Navigations mechanisms for long running flows
The business process engine in WPS processes long-running flows using a number of chained transactions. There are two types of process navigation techniques in WPS (since V6.1): JMS based navigation and WorkManager based navigation. Both types of navigation provide the same quality of service. The default is JMS based navigation. In Lab tests, WorkManager based navigation has shown throughput improvements of up to 100%.

However the behaviour of the system changes a bit. If JMS based navigation is used, there is no scheme (for example age-based or priority-based) to process older or more highly prioritized business process instances first. This makes it hard to predict the actual duration of single instances, especially on an heavily loaded system. If using WorkManager based navigation, currently processed instances are being further processed as long as there is outstanding work for them. While this is quite efficient, it prefers running process instances.

Resource dependencies
Start adjusting the parameters for the SCA and MDB activation specs and the WorkManager threads (if used) and then continue down the dependency chain as depicted below:

All those engine threads on the left side of the picture require JDBC connections to databases and it is very helpful for the throughput of the system if they don't have to wait for database connections from the related connection pools.

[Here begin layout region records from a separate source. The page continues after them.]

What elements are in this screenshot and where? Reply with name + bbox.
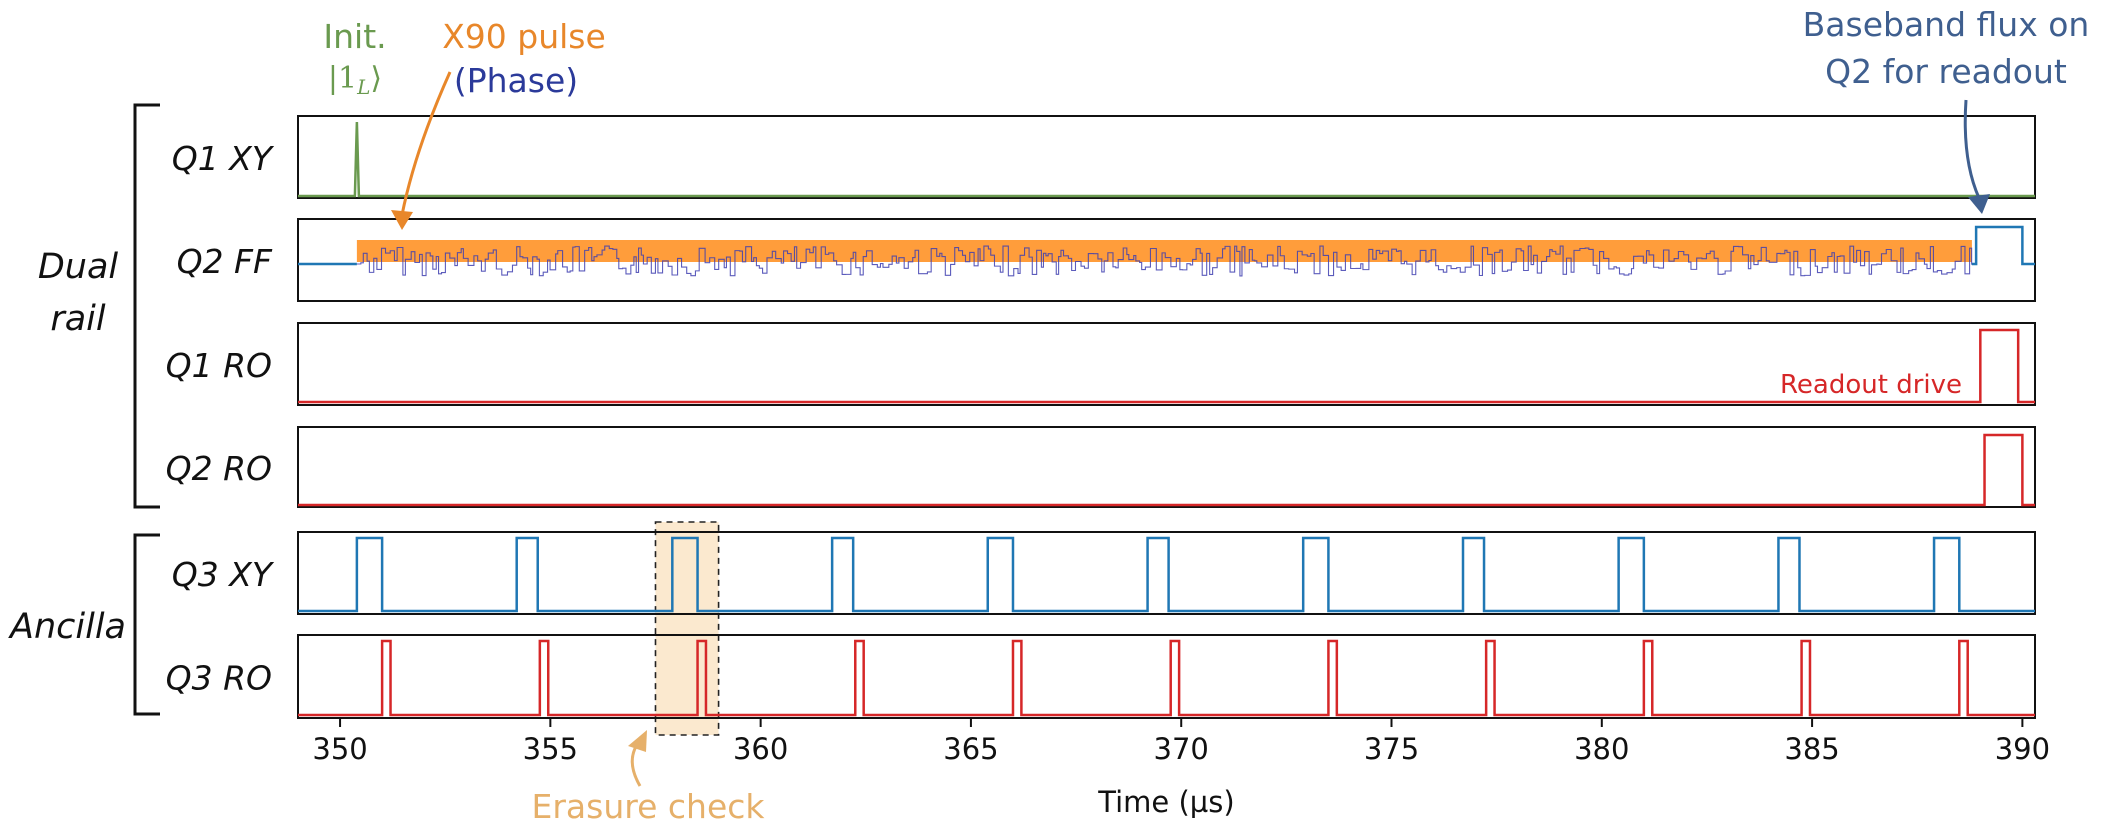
- channel-label: Q1 RO: [166, 346, 272, 385]
- panel-frame: [297, 426, 2036, 508]
- x-tick-label: 380: [1574, 732, 1629, 766]
- erasure-check-box: [654, 521, 720, 736]
- init-state-sub: L: [356, 75, 370, 99]
- group-label-rail: rail: [50, 299, 106, 339]
- panel-frame: [297, 634, 2036, 719]
- x90-phase-label: (Phase): [454, 61, 578, 100]
- channel-label: Q3 XY: [172, 555, 275, 594]
- pulse-trace: [298, 639, 2035, 717]
- init-spike-trace: [298, 121, 2035, 198]
- x-tick-label: 365: [943, 732, 998, 766]
- erasure-arrowhead: [628, 730, 647, 752]
- baseband-flux-trace: [1971, 225, 2035, 266]
- x-tick-label: 375: [1364, 732, 1419, 766]
- group-label-dual: Dual: [38, 247, 119, 287]
- x-tick-label: 355: [523, 732, 578, 766]
- panel-frame: [297, 531, 2036, 615]
- init-state-close: ⟩: [370, 61, 382, 96]
- x-tick-label: 360: [733, 732, 788, 766]
- channel-label: Q2 FF: [177, 242, 273, 281]
- x-tick-label: 390: [1995, 732, 2050, 766]
- channel-label: Q3 RO: [166, 659, 272, 698]
- panel-frame: [297, 218, 2036, 302]
- dual-rail-bracket: [133, 103, 160, 509]
- baseband-label-2: Q2 for readout: [1825, 52, 2067, 91]
- x-tick-label: 370: [1154, 732, 1209, 766]
- x-tick-label: 350: [312, 732, 367, 766]
- x90-arrowhead: [391, 210, 413, 230]
- init-state-label: |1L⟩: [328, 61, 382, 99]
- panel-frame: [297, 322, 2036, 406]
- ancilla-bracket: [133, 533, 160, 716]
- baseband-label-1: Baseband flux on: [1803, 5, 2090, 44]
- panel-frame: [297, 115, 2036, 199]
- pulse-trace: [298, 328, 2035, 404]
- x-tick-label: 385: [1784, 732, 1839, 766]
- x90-label: X90 pulse: [442, 17, 606, 56]
- group-label-ancilla: Ancilla: [8, 607, 126, 647]
- pulse-trace: [298, 433, 2035, 507]
- baseband-arrow: [1963, 99, 1981, 199]
- channel-label: Q1 XY: [172, 139, 275, 178]
- phase-noise-trace: [356, 245, 1973, 277]
- baseband-arrowhead: [1968, 194, 1990, 214]
- x90-phase-band: [356, 240, 1972, 262]
- channel-label: Q2 RO: [166, 449, 272, 488]
- erasure-check-label: Erasure check: [532, 787, 766, 826]
- readout-drive-label: Readout drive: [1780, 370, 1962, 400]
- x-axis-label: Time (µs): [1097, 785, 1234, 819]
- x90-arrow: [400, 71, 452, 216]
- init-label: Init.: [323, 17, 386, 56]
- pulse-trace: [298, 536, 2035, 613]
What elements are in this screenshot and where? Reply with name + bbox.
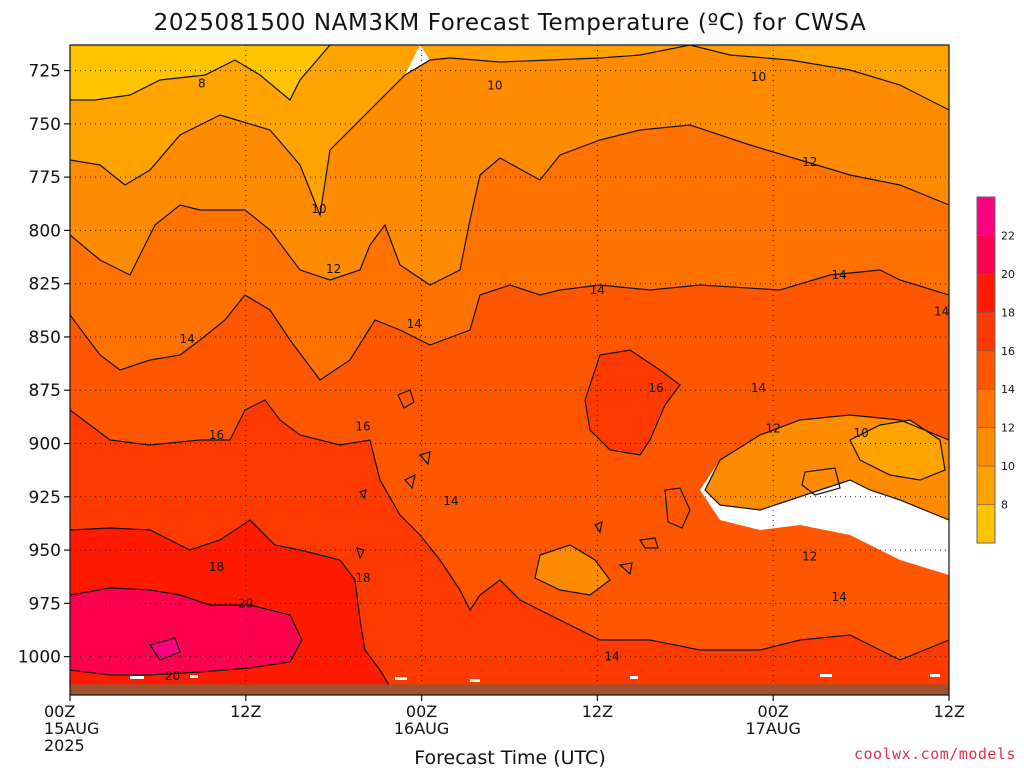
x-tick-label: 17AUG [745,719,800,738]
contour-label: 14 [831,268,846,282]
x-tick-label: 2025 [44,736,85,755]
colorbar-label: 22 [1001,229,1015,242]
colorbar-swatch [977,235,995,275]
x-axis-label: Forecast Time (UTC) [414,747,605,768]
credit-text: coolwx.com/models [854,745,1016,763]
contour-label: 14 [934,304,949,318]
band-16-18 [70,270,949,660]
y-tick-label: 950 [29,541,61,561]
colorbar-swatch [977,389,995,429]
colorbar-label: 8 [1001,499,1008,512]
y-tick-label: 825 [29,275,61,295]
colorbar-swatch [977,350,995,390]
colorbar-label: 20 [1001,268,1015,281]
contour-label: 14 [407,317,422,331]
surface-highlights [130,674,940,682]
contour-label: 12 [766,422,781,436]
grid [70,45,949,695]
x-tick-label: 16AUG [394,719,449,738]
band-14-16 [70,125,949,380]
band-10-12-blob-right [850,420,945,480]
band-10-12 [70,45,420,215]
contour-label: 16 [209,428,224,442]
y-tick-label: 875 [29,381,61,401]
contour-lines [70,45,949,695]
colorbar-swatch [977,466,995,506]
colorbar-label: 10 [1001,460,1015,473]
contour-label: 14 [180,332,195,346]
contour-label: 16 [355,419,370,433]
y-tick-label: 750 [29,115,61,135]
x-tick-label: 00Z [758,702,789,721]
x-tick-label: 00Z [44,702,75,721]
band-22-24 [70,588,302,675]
contour-label: 8 [198,76,206,90]
y-tick-label: 1000 [18,648,61,668]
band-12-14 [70,45,949,285]
colorbar-swatch [977,504,995,544]
y-axis: 725 750 775 800 825 850 875 900 925 950 975 1000 [18,62,70,668]
y-tick-label: 775 [29,168,61,188]
colorbar: 8 10 12 14 16 18 20 22 [976,196,1015,544]
colorbar-label: 16 [1001,345,1015,358]
band-8-10 [70,45,330,100]
contour-label: 10 [751,70,766,84]
colorbar-swatch [977,197,995,236]
contour-label: 18 [355,571,370,585]
contour-label: 12 [326,262,341,276]
contour-label: 18 [209,560,224,574]
plot-area [70,45,949,695]
contour-label: 20 [165,669,180,683]
colorbar-swatch [977,312,995,352]
contour-label: 10 [311,202,326,216]
contour-label: 14 [443,494,458,508]
contour-label: 10 [487,78,502,92]
x-tick-label: 00Z [406,702,437,721]
x-tick-label: 12Z [582,702,613,721]
y-tick-label: 925 [29,488,61,508]
contour-label: 20 [238,596,253,610]
contour-label: 14 [604,650,619,664]
y-tick-label: 725 [29,62,61,82]
colorbar-swatch [977,427,995,467]
contour-label: 10 [853,426,868,440]
colorbar-label: 14 [1001,383,1015,396]
colorbar-label: 12 [1001,422,1015,435]
band-12-14-blob-center [535,545,610,595]
y-tick-label: 850 [29,328,61,348]
contour-label: 14 [590,283,605,297]
band-16-18-blob [585,350,680,455]
colorbar-swatch [977,273,995,313]
chart-title: 2025081500 NAM3KM Forecast Temperature (… [154,10,867,36]
contour-label: 12 [802,549,817,563]
contour-label: 16 [648,381,663,395]
colorbar-label: 18 [1001,306,1015,319]
colorbar-frame [976,196,996,544]
y-tick-label: 800 [29,221,61,241]
contour-label: 12 [802,155,817,169]
band-10-12-right [420,45,949,110]
contour-label: 14 [831,590,846,604]
contour-labels: 8 10 10 10 12 12 12 12 14 14 14 14 14 14 14 14 14 16 16 16 1… [165,70,949,683]
y-tick-label: 975 [29,594,61,614]
contour-label: 14 [751,381,766,395]
x-tick-label: 15AUG [44,719,99,738]
surface-terrain [70,684,949,695]
y-tick-label: 900 [29,435,61,455]
x-tick-label: 12Z [230,702,261,721]
x-tick-label: 12Z [934,702,965,721]
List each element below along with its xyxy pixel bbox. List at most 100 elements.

Other process engine tuning knobs
Business process engine environments have means to record what is happening inside, either for monitoring purposes or for doing problem determination. Any such recordings require a certain amount of processing capacity, so one should try to minimize any monitoring recordings and definitively disable traces for problem determination for normal operations.
Some of the data stores on out of the box configurations may default to simple file-based single user databases like Derby. This eases simple setups, since some database administrative tasks can be avoided. When performance and production level transactional integrity is more important, then it is advisable to place these data stores on production level database systems. Throughput characteristics could improve by factors of 2 to 5.
When using WPS' common event infrastructure (CEI) for recording business relevant events it might help to disable the CEI data store within WPS since CEI consumes these events and stores them in it's own database. Also validation of CEI events could be turned off, once it has been verified, that the emitted events are valid.